Nobles were routinely married to people they never heard of in countries they did not speak the language of.
Because these marriages were political assets deemed more important than who you may like.
You project a modern sentiment from the perspective of a liberal, constitutional democracy into the feudal system.
But you forget that these personal bonds were all that would stand between say a unified Spain and endless war between the kingdoms of Castile and Aragon.
For nobility, the personal was not only political, it was politics. If you personally transgressed against societal standards or contracts, you could destabilize the realm, get excommunicated (and make your entire realm the target of every Catholic neighbor), break an ancient alliance or invite the recipient of an insult to declare war against you, lest they lose prestige among their peers and become a target themselves.
I'm certain few old men were delighted to be expected to bonk uglies with some random highlands tart they never met to produce an heir because their wife and children got murdered by a random robber band in the next guy's lands.

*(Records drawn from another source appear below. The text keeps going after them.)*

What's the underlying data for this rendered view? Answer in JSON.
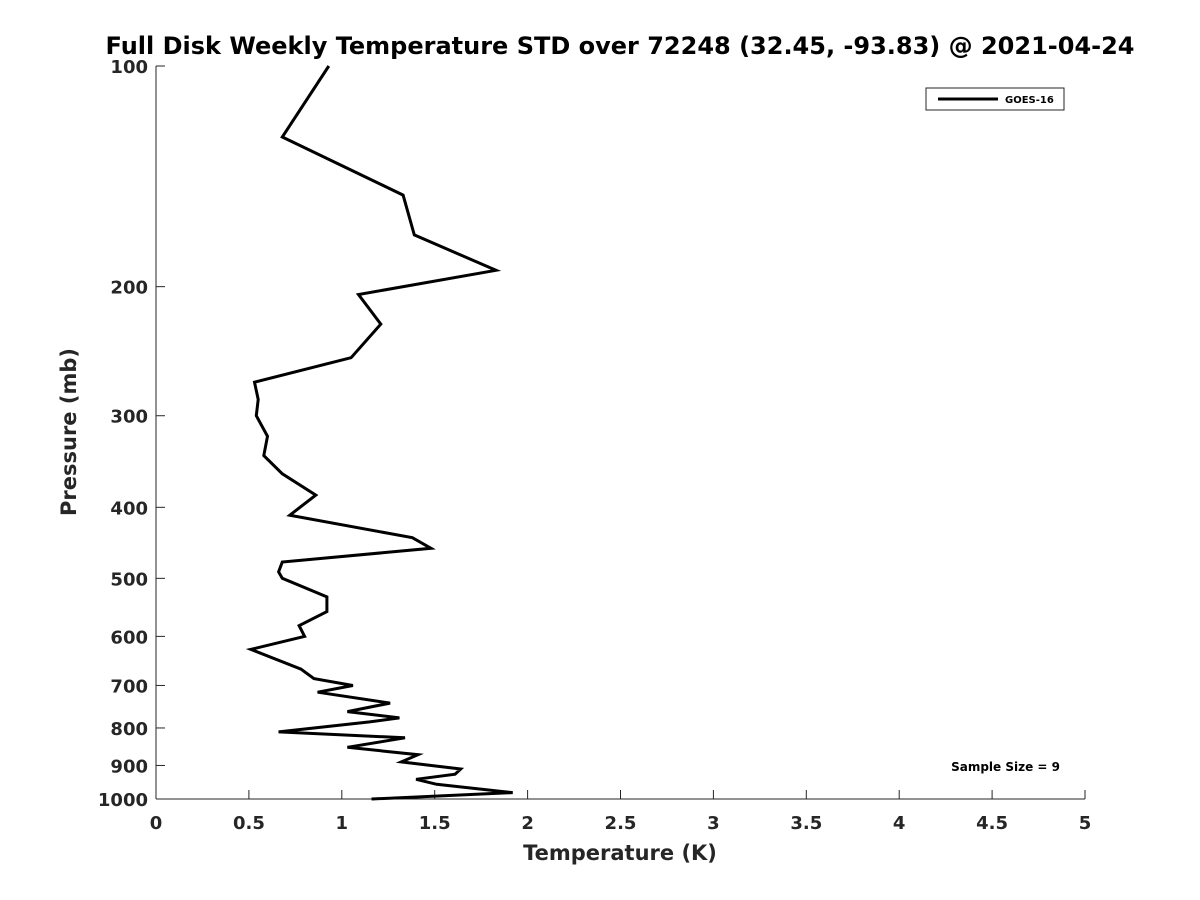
{
  "chart_data": {
    "type": "line",
    "title": "Full Disk Weekly Temperature STD over 72248 (32.45, -93.83) @ 2021-04-24",
    "xlabel": "Temperature (K)",
    "ylabel": "Pressure (mb)",
    "xlim": [
      0,
      5
    ],
    "ylim": [
      100,
      1000
    ],
    "y_scale": "log",
    "y_reversed": true,
    "grid": false,
    "legend_position": "top-right",
    "xticks": [
      0,
      0.5,
      1,
      1.5,
      2,
      2.5,
      3,
      3.5,
      4,
      4.5,
      5
    ],
    "xtick_labels": [
      "0",
      "0.5",
      "1",
      "1.5",
      "2",
      "2.5",
      "3",
      "3.5",
      "4",
      "4.5",
      "5"
    ],
    "yticks": [
      100,
      200,
      300,
      400,
      500,
      600,
      700,
      800,
      900,
      1000
    ],
    "ytick_labels": [
      "100",
      "200",
      "300",
      "400",
      "500",
      "600",
      "700",
      "800",
      "900",
      "1000"
    ],
    "series": [
      {
        "name": "GOES-16",
        "color": "#000000",
        "points": [
          [
            0.93,
            100
          ],
          [
            0.68,
            125
          ],
          [
            1.33,
            150
          ],
          [
            1.39,
            170
          ],
          [
            1.83,
            190
          ],
          [
            1.09,
            205
          ],
          [
            1.21,
            225
          ],
          [
            1.05,
            250
          ],
          [
            0.53,
            270
          ],
          [
            0.55,
            285
          ],
          [
            0.54,
            300
          ],
          [
            0.6,
            320
          ],
          [
            0.58,
            340
          ],
          [
            0.68,
            360
          ],
          [
            0.86,
            385
          ],
          [
            0.72,
            410
          ],
          [
            1.38,
            440
          ],
          [
            1.48,
            455
          ],
          [
            0.68,
            475
          ],
          [
            0.66,
            490
          ],
          [
            0.68,
            500
          ],
          [
            0.92,
            530
          ],
          [
            0.92,
            555
          ],
          [
            0.77,
            580
          ],
          [
            0.8,
            600
          ],
          [
            0.51,
            625
          ],
          [
            0.78,
            665
          ],
          [
            0.85,
            685
          ],
          [
            1.06,
            700
          ],
          [
            0.87,
            715
          ],
          [
            1.26,
            740
          ],
          [
            1.03,
            760
          ],
          [
            1.31,
            775
          ],
          [
            1.15,
            785
          ],
          [
            0.66,
            810
          ],
          [
            1.34,
            825
          ],
          [
            1.03,
            850
          ],
          [
            1.41,
            870
          ],
          [
            1.32,
            890
          ],
          [
            1.64,
            910
          ],
          [
            1.61,
            925
          ],
          [
            1.4,
            940
          ],
          [
            1.51,
            955
          ],
          [
            1.92,
            980
          ],
          [
            1.16,
            1000
          ]
        ]
      }
    ],
    "annotation": "Sample Size = 9"
  }
}
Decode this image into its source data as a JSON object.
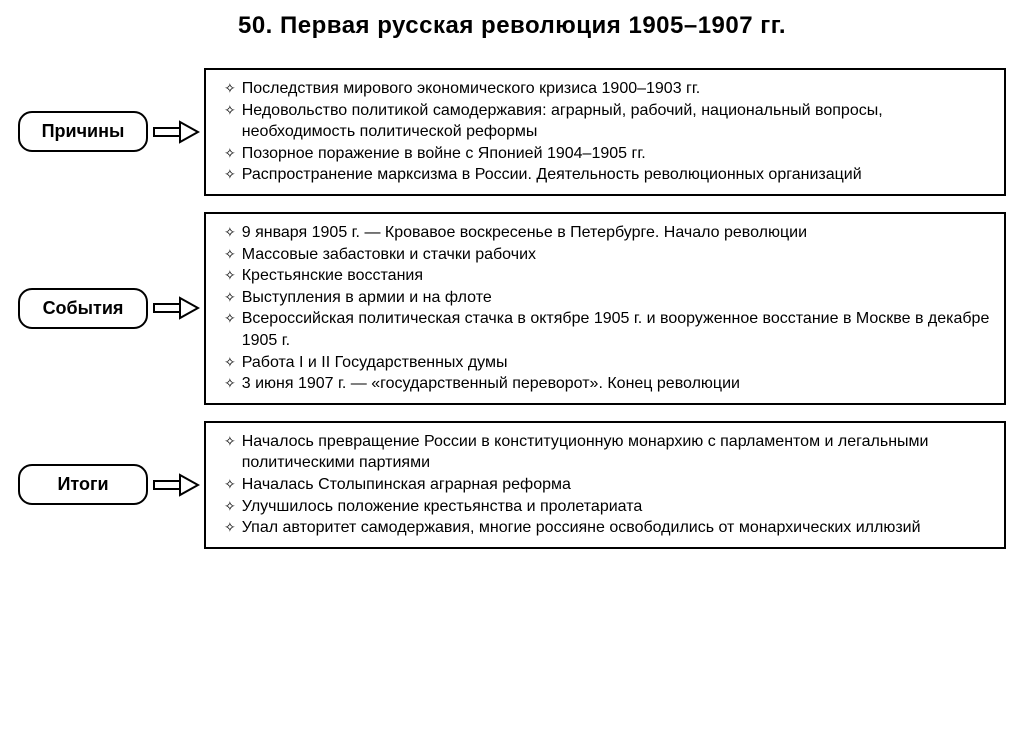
{
  "title": "50. Первая русская революция 1905–1907 гг.",
  "bullet_glyph": "✧",
  "colors": {
    "text": "#000000",
    "border": "#000000",
    "background": "#ffffff"
  },
  "rows": [
    {
      "label": "Причины",
      "items": [
        "Последствия мирового экономического кризиса 1900–1903 гг.",
        "Недовольство политикой самодержавия: аграрный, рабочий, национальный вопросы, необходимость политической реформы",
        "Позорное поражение в войне с Японией 1904–1905 гг.",
        "Распространение марксизма в России. Деятельность революционных организаций"
      ]
    },
    {
      "label": "События",
      "items": [
        "9 января 1905 г. — Кровавое воскресенье в Петербурге. Начало революции",
        "Массовые забастовки и стачки рабочих",
        "Крестьянские восстания",
        "Выступления в армии и на флоте",
        "Всероссийская политическая стачка в октябре 1905 г. и вооруженное восстание в Москве в декабре 1905 г.",
        "Работа I и II Государственных думы",
        "3 июня 1907 г. — «государственный переворот». Конец революции"
      ]
    },
    {
      "label": "Итоги",
      "items": [
        "Началось превращение России в конституционную монархию с парламентом и легальными политическими партиями",
        "Началась Столыпинская аграрная реформа",
        "Улучшилось положение крестьянства и пролетариата",
        "Упал авторитет самодержавия, многие россияне освободились от монархических иллюзий"
      ]
    }
  ]
}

Having to fuck in order to maintain orderly succession was the one thing that made monarchy tick and the thing that could break it.
Unclear succession and infighting were the worst thing to happen to your country since forever. Not just for the nobles, but also the peasantry. That was what shattered nations and sparked civil wars, even international succession crises that drew in great powers.
Not getting to marry whoever was the one price royalty always had to pay. But it wasn't as though the common people historically just had free choice or married for love, either.